Many messages are implied or have a cultural meaning, and there is a tacit agreement as to the nature of that meaning which is deeply rooted in the context of the communication. There is much that is taken for granted in culture that few people can explain but which every member of the culture accepts as given. Remember that messages come in many forms (most of them not in words) which are imbedded in the context and in the choice of channels.

Within all cultures there are, important unstated differences. Using the wrong format (sending numbers when words are wanted, words when the recipient only feels comfortable with numbers, or words and/or numbers to the visually-oriented person) can only release a negative, frustrated response. The fascinating thing is that the message can be the same in every case. Furthermore, it is quite evident that each culture has its own preferences in this regard.

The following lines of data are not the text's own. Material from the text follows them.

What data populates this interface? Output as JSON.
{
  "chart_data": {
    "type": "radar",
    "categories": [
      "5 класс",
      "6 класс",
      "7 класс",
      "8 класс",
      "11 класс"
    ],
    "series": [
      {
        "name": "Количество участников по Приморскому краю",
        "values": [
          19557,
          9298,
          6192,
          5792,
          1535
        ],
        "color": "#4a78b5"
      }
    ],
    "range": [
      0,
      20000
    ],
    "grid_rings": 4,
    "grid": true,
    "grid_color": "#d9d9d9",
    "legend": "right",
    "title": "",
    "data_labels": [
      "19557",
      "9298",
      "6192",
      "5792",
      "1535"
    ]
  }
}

A television ad that is effective in the United States will have to be translated into a print media message to reach Germans. Germans are print-oriented, which explains in part why there is so little advertising on German TV. Also, Germans are always looking for what is "true" and to them numbers are a way of signaling that a product is exactly as it has been represented. Germans demand facts, facts, and more facts.

It is not uncommon for Americans to experience difficulty getting the French - even those whom they know and have done business with - to reply to inquiries, even urgent ones. This can be exasperating. The reasons are many but most have to do with the importance of immediate human contacts to the French. A solution that succeeds when other methods fail is to use a surrogate to relay messages rather than relying on a letter or a phone call. Why? Because letters and telephone calls aren't personal enough. If you send a properly placed emissary, one whom the individual you are trying to reach likes and trusts and considers important, you add the necessary personal touch to your message and will thereby release the right response.

The French also stress the importance of observing the many rituals of form. If you don't use the right form, the message conveyed is that you are ignorant or ill-mannered or don't care. In any event, the response that is released is almost certain to be negative. Remember that the French deplore casualness and informality. Paying attention to the details and being correct in everything you do is the only tactic that releases the right response in France.

It is not necessary to solve every problem at once, only to show a genuine desire to do so and to take one step at a time, even if it seems to take a lifetime. The rewards are not only material but psychological and mental as well. New frontiers are not only to be found in outer space or in the microworld of science; they are also at the interfaces between cultures.